A lot of people associate a broken bone with an awkward, uncomfortable cast that puts a strain on day-to-day activities. As orthopedic innovation progresses, though, so do cast options, helping limit the inconveniences that the healing process can create.
The power of plaster
The earliest evidence of bone fracture immobilization dates to 3000 B.C., when the Egyptians used splints made of natural materials and cloth wrappings, wax or resin to fasten a cast. Other areas of the world developed similar casting techniques over time, including the Romans, who used the injured individual’s dried blood to harden cloth bandages.
One of the most far-reaching and revolutionary casting techniques in history came from Paris at the turn of the 19th century. The practice, known as plâtre coulé, entailed pouring gypsum-based plaster on the injured extremity and encasing it in wood. However, these casts were very heavy and not breathable, often tethering the individual to their bed during recovery.
In the 1850s, a Dutch military surgeon, Anthonius Mathijsen, found that soaking linen strip bandages in a water and plaster mix created a cast that dried much more quickly and was significantly less heavy than the traditional plaster casts. These casts became standard during the following century, before fiberglass reinforced plastic casts were developed. Fiberglass casts are lighter, more water-resistant and more durable than plaster casts.
Cast on, cast off
When considering what type of cast to put on a patient, doctors first look at the overall condition and placement of the fracture, as well as the patient’s age. Pediatric patients generally heal faster than adults, and certain bones heal faster than others.

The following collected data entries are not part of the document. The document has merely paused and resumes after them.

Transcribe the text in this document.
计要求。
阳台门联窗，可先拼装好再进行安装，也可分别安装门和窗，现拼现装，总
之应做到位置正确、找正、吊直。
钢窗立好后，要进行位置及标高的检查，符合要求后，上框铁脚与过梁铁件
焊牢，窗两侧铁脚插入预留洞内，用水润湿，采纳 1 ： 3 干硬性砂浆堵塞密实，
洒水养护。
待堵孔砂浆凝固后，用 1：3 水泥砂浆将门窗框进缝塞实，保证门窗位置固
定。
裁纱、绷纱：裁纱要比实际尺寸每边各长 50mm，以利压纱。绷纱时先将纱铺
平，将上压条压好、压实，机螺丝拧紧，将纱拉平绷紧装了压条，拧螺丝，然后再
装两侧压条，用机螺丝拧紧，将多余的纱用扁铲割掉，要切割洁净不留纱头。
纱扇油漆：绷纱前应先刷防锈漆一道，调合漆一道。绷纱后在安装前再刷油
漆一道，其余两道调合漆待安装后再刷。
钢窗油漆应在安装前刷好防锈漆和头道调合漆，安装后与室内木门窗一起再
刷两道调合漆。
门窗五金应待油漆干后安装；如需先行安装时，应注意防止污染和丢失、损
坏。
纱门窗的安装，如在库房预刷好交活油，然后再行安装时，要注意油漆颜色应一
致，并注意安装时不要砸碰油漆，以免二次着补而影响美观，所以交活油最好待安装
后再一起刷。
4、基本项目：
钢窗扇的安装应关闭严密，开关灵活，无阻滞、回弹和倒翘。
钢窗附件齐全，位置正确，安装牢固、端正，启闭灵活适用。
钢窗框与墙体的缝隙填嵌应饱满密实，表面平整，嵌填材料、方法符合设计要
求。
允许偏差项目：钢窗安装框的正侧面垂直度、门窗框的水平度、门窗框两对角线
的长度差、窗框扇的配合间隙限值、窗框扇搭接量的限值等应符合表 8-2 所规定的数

Some fractures require surgery to install a metal plate or screws to help hold the injured bones in place as a cast is applied. Conversely, some fractures or sprains can be protected by a thermoplastic molded splint that usually only covers some or most of the circumference of the extremity, instead of a cast that covers the entire circumference of the extremity. These splints are also easy to remove and remold.
The physician will also monitor swelling and may put a splint on the patient while waiting for the swelling to subside.
“There’s a complication called Compartment Syndrome where you can get so much swelling in a cast or a splint that it could lead to nerve and muscle damage,” says Dr. Michael Rerko, an orthopedic surgeon at Orthopedic One. “High-energy trauma, like a motor vehicle accident or a fall from a height, can create more swelling.”
Another factor to consider is the patient’s activity level. For example, someone who enjoys swimming or playing sports often would benefit from a waterproof cast.
Additionally, a physician will consider the risk of creating sores, which could become infected on the extremity while it is in a cast. Rerko says this is particularly important for older adults who may have thinner skin.
“If it’s not padded in the correct place, you can get skin breakdown, so it’s good to have an experienced cast tech that will apply the cast,” he says. “If people have a skin tear at the same time as their injury, oftentimes, we will do something removable, where they could check on the wound.”
While a removable cast could be convenient for some, it may not be the best option for all patients.
“For a lot of kids, we don’t want them to remove it,” Rerko says. “So that’s a reason kids get casts oftentimes, when adults with a similar fracture get a removable split.”
In the works
The fastest-growing trend in cast development is the 3D-printed cast. 3D-printed casts are a relatively new concept and are thermoplastic-based and porous, making them light and breathable. Many are also removable.
To create these casts, the physician takes measurements of the affected extremity and sends them to the manufacturer, which then prints a custom-fitted cast. Like all casts, 3D-printed casts have drawbacks, the most significant being its lack of flexibility.
“3D-printed casts are pretty rigid, so they don’t always allow a lot of room for soft tissue swelling, and most of them get shipped two or three days after the measurements,” Rerko says. “So, if the swelling changes in two or three days, then the cast may not fit correctly.”
Another modern cast is the Exos cast. Like 3D-printed casts, these are removable, lighter and less obstructive than traditional fiberglass and plaster casts. What sets them apart from their 3D-printed cousins is the Exos’ foam interior and easy adjustability.
The cast, which has a slit running through it, is first heated to be molded to the patient’s extremity before cooling and hardening. The slit is then laced up, crisscrossed like shoelaces, and can be loosened or tightened with a knob. The foam interior is easier to remove and clean, and may reduce the odors associated with wearing a cast for several weeks.
“That’s what the 3D-printed casts are trying to replace, but they need to get to the point where the 3D printer is in the actual (physician’s) office so the doctor can print it right at that time, and then find some sort of 3D-printed material that you can adjust later on, instead of reprinting a new cast each time,” Rerko says. “This is why you see a bunch of different companies, but none of them have taken over the market and become widely adopted.”